Abstract

The sorts of experiences that we use to structure abstract ideas, according to Lakoff and Johnson, arise from our interaction in the world. They come from our experience of moving about in space, from picking up and putting down objects, and by bumping into things. They derive from giving objects to others, and from receiving things in return. It is these sorts of spatial experiences, they claim, that provide us with the inferential structure that makes up our understanding of abstract states like love, death, time and countless others. The truly radical idea at the heart of Conceptual Metaphor Theory is that abstract thought arises from our sensory–motor systems – our eyes, ears, pressure exerted on the skin, our felt sense of movement, our sense of balance, and so on.

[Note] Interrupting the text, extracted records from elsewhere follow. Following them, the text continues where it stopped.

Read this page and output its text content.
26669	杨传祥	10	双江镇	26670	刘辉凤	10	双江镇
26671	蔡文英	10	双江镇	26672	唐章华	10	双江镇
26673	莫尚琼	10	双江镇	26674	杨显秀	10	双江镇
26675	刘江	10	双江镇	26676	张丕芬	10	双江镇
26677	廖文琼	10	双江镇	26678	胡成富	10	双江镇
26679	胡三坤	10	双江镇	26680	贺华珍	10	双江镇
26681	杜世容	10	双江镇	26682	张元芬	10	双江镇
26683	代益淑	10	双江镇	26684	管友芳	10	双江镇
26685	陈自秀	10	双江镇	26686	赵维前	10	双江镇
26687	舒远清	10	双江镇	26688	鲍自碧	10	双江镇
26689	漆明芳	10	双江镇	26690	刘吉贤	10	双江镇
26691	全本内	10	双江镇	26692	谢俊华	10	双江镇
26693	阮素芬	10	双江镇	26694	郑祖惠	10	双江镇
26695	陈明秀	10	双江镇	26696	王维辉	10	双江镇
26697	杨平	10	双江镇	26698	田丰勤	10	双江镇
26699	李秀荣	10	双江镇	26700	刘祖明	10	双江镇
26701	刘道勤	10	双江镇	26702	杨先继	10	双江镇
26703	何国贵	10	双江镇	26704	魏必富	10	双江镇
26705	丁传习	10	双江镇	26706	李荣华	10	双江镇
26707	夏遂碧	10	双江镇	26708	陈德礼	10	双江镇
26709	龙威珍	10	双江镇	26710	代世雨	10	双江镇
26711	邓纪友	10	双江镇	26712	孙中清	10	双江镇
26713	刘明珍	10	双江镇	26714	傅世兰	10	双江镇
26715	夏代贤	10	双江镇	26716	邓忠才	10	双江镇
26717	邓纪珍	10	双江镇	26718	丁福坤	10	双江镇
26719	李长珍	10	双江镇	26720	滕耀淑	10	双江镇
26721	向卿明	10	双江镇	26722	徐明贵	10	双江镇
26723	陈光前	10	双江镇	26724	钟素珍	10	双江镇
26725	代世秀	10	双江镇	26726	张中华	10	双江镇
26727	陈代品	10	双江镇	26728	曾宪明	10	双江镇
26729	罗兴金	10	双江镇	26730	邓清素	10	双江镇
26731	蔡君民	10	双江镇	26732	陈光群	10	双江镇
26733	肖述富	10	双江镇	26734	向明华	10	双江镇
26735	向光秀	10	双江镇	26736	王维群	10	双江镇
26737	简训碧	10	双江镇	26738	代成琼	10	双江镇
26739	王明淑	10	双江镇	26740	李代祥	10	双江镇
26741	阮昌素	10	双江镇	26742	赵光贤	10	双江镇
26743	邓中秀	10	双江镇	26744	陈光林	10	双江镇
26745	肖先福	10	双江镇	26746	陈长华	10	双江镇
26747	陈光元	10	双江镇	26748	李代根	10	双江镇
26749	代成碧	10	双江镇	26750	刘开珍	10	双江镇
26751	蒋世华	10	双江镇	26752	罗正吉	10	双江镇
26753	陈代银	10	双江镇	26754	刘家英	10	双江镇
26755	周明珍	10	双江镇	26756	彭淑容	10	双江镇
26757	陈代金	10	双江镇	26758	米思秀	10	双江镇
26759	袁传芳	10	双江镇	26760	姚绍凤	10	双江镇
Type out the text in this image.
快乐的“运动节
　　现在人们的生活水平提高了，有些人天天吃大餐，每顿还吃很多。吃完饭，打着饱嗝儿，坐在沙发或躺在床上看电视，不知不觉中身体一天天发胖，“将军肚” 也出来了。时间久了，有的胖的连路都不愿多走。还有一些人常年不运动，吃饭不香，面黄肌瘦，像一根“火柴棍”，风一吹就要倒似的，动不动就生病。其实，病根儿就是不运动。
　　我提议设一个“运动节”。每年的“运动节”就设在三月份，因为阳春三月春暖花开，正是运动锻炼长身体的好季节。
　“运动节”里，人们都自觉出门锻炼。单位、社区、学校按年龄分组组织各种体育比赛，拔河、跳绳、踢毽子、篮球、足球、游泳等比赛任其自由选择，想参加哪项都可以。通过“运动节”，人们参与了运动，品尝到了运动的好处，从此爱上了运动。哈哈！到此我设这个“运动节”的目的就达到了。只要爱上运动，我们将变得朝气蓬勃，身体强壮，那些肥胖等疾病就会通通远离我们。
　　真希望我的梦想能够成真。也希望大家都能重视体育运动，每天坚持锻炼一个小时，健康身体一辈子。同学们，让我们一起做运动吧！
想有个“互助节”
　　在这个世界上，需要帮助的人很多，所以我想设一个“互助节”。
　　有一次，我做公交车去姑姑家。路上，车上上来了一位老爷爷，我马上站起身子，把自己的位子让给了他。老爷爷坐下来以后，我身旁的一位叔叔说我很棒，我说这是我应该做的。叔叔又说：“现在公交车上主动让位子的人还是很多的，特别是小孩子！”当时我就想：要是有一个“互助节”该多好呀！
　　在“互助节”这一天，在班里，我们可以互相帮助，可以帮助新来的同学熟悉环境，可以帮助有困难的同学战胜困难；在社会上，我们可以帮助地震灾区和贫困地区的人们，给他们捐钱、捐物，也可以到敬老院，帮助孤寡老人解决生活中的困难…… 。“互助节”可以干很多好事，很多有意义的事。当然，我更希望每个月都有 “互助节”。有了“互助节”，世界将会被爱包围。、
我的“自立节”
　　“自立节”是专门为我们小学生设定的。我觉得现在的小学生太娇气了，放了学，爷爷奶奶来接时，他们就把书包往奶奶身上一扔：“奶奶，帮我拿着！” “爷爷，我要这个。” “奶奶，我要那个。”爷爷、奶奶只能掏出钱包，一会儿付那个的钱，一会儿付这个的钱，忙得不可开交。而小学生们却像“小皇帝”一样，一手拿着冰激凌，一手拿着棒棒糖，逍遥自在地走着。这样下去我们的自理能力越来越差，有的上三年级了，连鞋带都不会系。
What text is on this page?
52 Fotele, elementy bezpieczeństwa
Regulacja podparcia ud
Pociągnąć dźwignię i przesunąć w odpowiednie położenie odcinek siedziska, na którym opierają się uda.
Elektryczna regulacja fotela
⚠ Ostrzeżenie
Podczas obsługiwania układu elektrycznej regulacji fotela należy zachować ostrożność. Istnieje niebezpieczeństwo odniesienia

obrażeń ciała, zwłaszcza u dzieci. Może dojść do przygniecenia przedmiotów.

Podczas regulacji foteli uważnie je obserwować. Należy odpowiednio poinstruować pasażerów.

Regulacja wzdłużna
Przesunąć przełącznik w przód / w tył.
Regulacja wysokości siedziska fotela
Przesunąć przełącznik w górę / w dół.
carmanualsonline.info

In short, so the claim goes, our experience of the spatial world provides the basis for the range of abstract concepts that comprise our conceptual systems, and which, accordingly, enable fundamental aspects of our meaning-making capacity – for instance, our ability to think about and externalise, in language, the range of abstract concepts that we express on a daily basis. In this chapter, I investigate this issue – whether more abstract concepts and domains are created by importing structure from our experience of space – by considering the domain of TIME. And in so doing, this will enable us to get a handle on the nature and origin of abstract concepts, with implications for our ultimate objective: to understand our human capacity for meaning. After all, my contention is that the human conceptual system – our repository of concepts, structured in part by conceptual metaphors – provides the basis for what language can be employed to encode and express in our everyday acts of meaning-making. The reason for selecting time is that it amounts to the paradigmatic example of an abstract domain – time is presumably as abstract as you can get. We seem to experience time; yet there is nothing physical or concrete in the world, like stones and trees, that you or I can point to and identify as time. We sense its presence: we anticipate the future, which is distinct from the present we inhabit, and our recollection of the past. We even feel its effects on our own bodies as we age.